What is the difference between dbt Core and dbt Cloud?
dbt Core is the open-source, command-line version of dbt that runs locally and requires a Python environment. dbt Cloud is a managed service that wraps dbt Core in a browser-based IDE with built-in Git integration, a job scheduler, documentation hosting, and email alerting. Both use the same underlying transformation engine, but dbt Cloud removes the need for any local software installation.
What data warehouses does dbt Cloud support?

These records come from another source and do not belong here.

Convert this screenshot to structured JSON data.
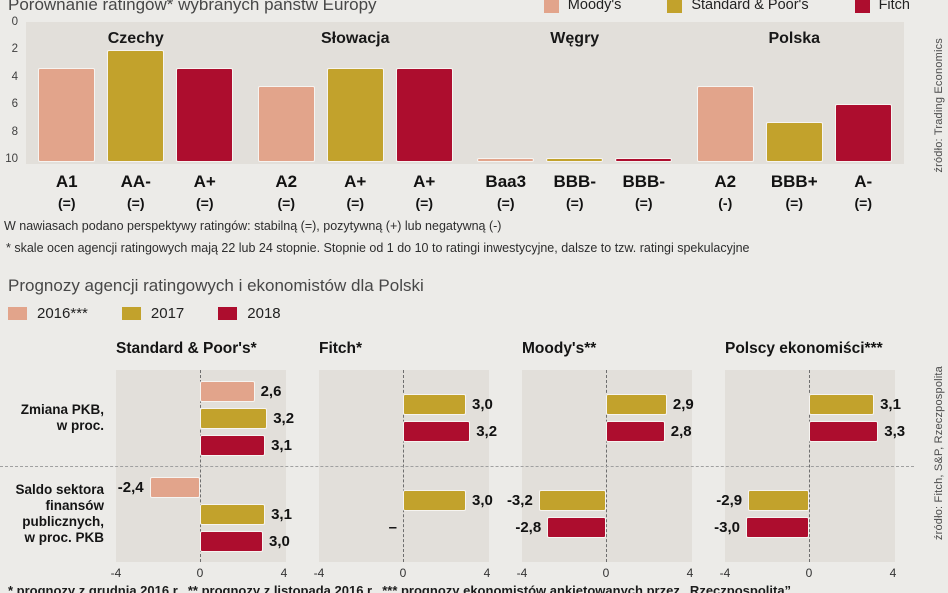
{
  "colors": {
    "panel": "#e2dfda",
    "page": "#ecebe8"
  },
  "chart_data": [
    {
      "type": "bar",
      "title": "Porównanie ratingów* wybranych państw Europy",
      "legend": [
        {
          "label": "Moody's",
          "color": "#e2a48b"
        },
        {
          "label": "Standard & Poor's",
          "color": "#c2a22c"
        },
        {
          "label": "Fitch",
          "color": "#ad0d2e"
        }
      ],
      "legend_position": "top-right",
      "y_axis": {
        "ticks": [
          0,
          2,
          4,
          6,
          8,
          10
        ],
        "range": [
          0,
          10
        ],
        "inverted": true
      },
      "groups": [
        {
          "country": "Czechy",
          "bars": [
            {
              "agency": "Moody's",
              "rating": "A1",
              "outlook": "(=)",
              "step": 5
            },
            {
              "agency": "Standard & Poor's",
              "rating": "AA-",
              "outlook": "(=)",
              "step": 4
            },
            {
              "agency": "Fitch",
              "rating": "A+",
              "outlook": "(=)",
              "step": 5
            }
          ]
        },
        {
          "country": "Słowacja",
          "bars": [
            {
              "agency": "Moody's",
              "rating": "A2",
              "outlook": "(=)",
              "step": 6
            },
            {
              "agency": "Standard & Poor's",
              "rating": "A+",
              "outlook": "(=)",
              "step": 5
            },
            {
              "agency": "Fitch",
              "rating": "A+",
              "outlook": "(=)",
              "step": 5
            }
          ]
        },
        {
          "country": "Węgry",
          "bars": [
            {
              "agency": "Moody's",
              "rating": "Baa3",
              "outlook": "(=)",
              "step": 10
            },
            {
              "agency": "Standard & Poor's",
              "rating": "BBB-",
              "outlook": "(=)",
              "step": 10
            },
            {
              "agency": "Fitch",
              "rating": "BBB-",
              "outlook": "(=)",
              "step": 10
            }
          ]
        },
        {
          "country": "Polska",
          "bars": [
            {
              "agency": "Moody's",
              "rating": "A2",
              "outlook": "(-)",
              "step": 6
            },
            {
              "agency": "Standard & Poor's",
              "rating": "BBB+",
              "outlook": "(=)",
              "step": 8
            },
            {
              "agency": "Fitch",
              "rating": "A-",
              "outlook": "(=)",
              "step": 7
            }
          ]
        }
      ],
      "footnotes": [
        "W nawiasach podano perspektywy ratingów: stabilną (=), pozytywną (+) lub negatywną (-)",
        "* skale ocen agencji ratingowych mają 22 lub 24 stopnie. Stopnie od 1 do 10 to ratingi inwestycyjne, dalsze to tzw. ratingi spekulacyjne"
      ],
      "source": "źródło: Trading Economics"
    },
    {
      "type": "bar-horizontal",
      "title": "Prognozy agencji ratingowych i ekonomistów dla Polski",
      "legend": [
        {
          "label": "2016***",
          "year": "2016",
          "color": "#e2a48b"
        },
        {
          "label": "2017",
          "year": "2017",
          "color": "#c2a22c"
        },
        {
          "label": "2018",
          "year": "2018",
          "color": "#ad0d2e"
        }
      ],
      "x_axis": {
        "ticks": [
          "-4",
          "0",
          "4"
        ],
        "range": [
          -4,
          4
        ]
      },
      "rows": [
        {
          "key": "pkb",
          "label_lines": [
            "Zmiana PKB,",
            "w proc."
          ]
        },
        {
          "key": "saldo",
          "label_lines": [
            "Saldo sektora",
            "finansów",
            "publicznych,",
            "w proc. PKB"
          ]
        }
      ],
      "panels": [
        {
          "name": "Standard & Poor's*",
          "pkb": [
            {
              "year": "2016",
              "value": 2.6,
              "label": "2,6"
            },
            {
              "year": "2017",
              "value": 3.2,
              "label": "3,2"
            },
            {
              "year": "2018",
              "value": 3.1,
              "label": "3,1"
            }
          ],
          "saldo": [
            {
              "year": "2016",
              "value": -2.4,
              "label": "-2,4"
            },
            {
              "year": "2017",
              "value": 3.1,
              "label": "3,1"
            },
            {
              "year": "2018",
              "value": 3.0,
              "label": "3,0"
            }
          ]
        },
        {
          "name": "Fitch*",
          "pkb": [
            {
              "year": "2017",
              "value": 3.0,
              "label": "3,0"
            },
            {
              "year": "2018",
              "value": 3.2,
              "label": "3,2"
            }
          ],
          "saldo": [
            {
              "year": "2017",
              "value": 3.0,
              "label": "3,0"
            },
            {
              "year": "2018",
              "value": null,
              "label": "–"
            }
          ]
        },
        {
          "name": "Moody's**",
          "pkb": [
            {
              "year": "2017",
              "value": 2.9,
              "label": "2,9"
            },
            {
              "year": "2018",
              "value": 2.8,
              "label": "2,8"
            }
          ],
          "saldo": [
            {
              "year": "2017",
              "value": -3.2,
              "label": "-3,2"
            },
            {
              "year": "2018",
              "value": -2.8,
              "label": "-2,8"
            }
          ]
        },
        {
          "name": "Polscy ekonomiści***",
          "pkb": [
            {
              "year": "2017",
              "value": 3.1,
              "label": "3,1"
            },
            {
              "year": "2018",
              "value": 3.3,
              "label": "3,3"
            }
          ],
          "saldo": [
            {
              "year": "2017",
              "value": -2.9,
              "label": "-2,9"
            },
            {
              "year": "2018",
              "value": -3.0,
              "label": "-3,0"
            }
          ]
        }
      ],
      "source": "źródło: Fitch, S&P, Rzeczpospolita"
    }
  ],
  "footer_partial": "* prognozy z grudnia 2016 r., ** prognozy z listopada 2016 r., *** prognozy ekonomistów ankietowanych przez „Rzeczpospolitą”"
}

dbt Cloud supports Snowflake, BigQuery, Amazon Redshift, Databricks, Azure Synapse, Apache Spark, SingleStore, Starburst, and several other warehouses. The connection setup varies by warehouse type; each requires specific credentials such as a service account JSON for BigQuery or an account identifier and compute warehouse name for Snowflake.
Do I need to know Python to use dbt Cloud?
No. dbt Cloud is SQL-first. If you can write a SELECT statement, you can build a dbt model. Python knowledge is useful for writing custom macros or using dbt's Python model feature (available on Snowflake and Databricks), but it is not required to get started with standard SQL transformations, tests, and documentation.
How does dbt Cloud handle scheduling and alerting?
dbt Cloud's Jobs feature lets you define transformation runs on a cron schedule. Each job runs a sequence of dbt commands such as dbt run and dbt test. On failure, dbt Cloud sends email notifications to configured recipients. Run history is stored in the platform, showing the compiled SQL, row counts, and execution time for each model in every run.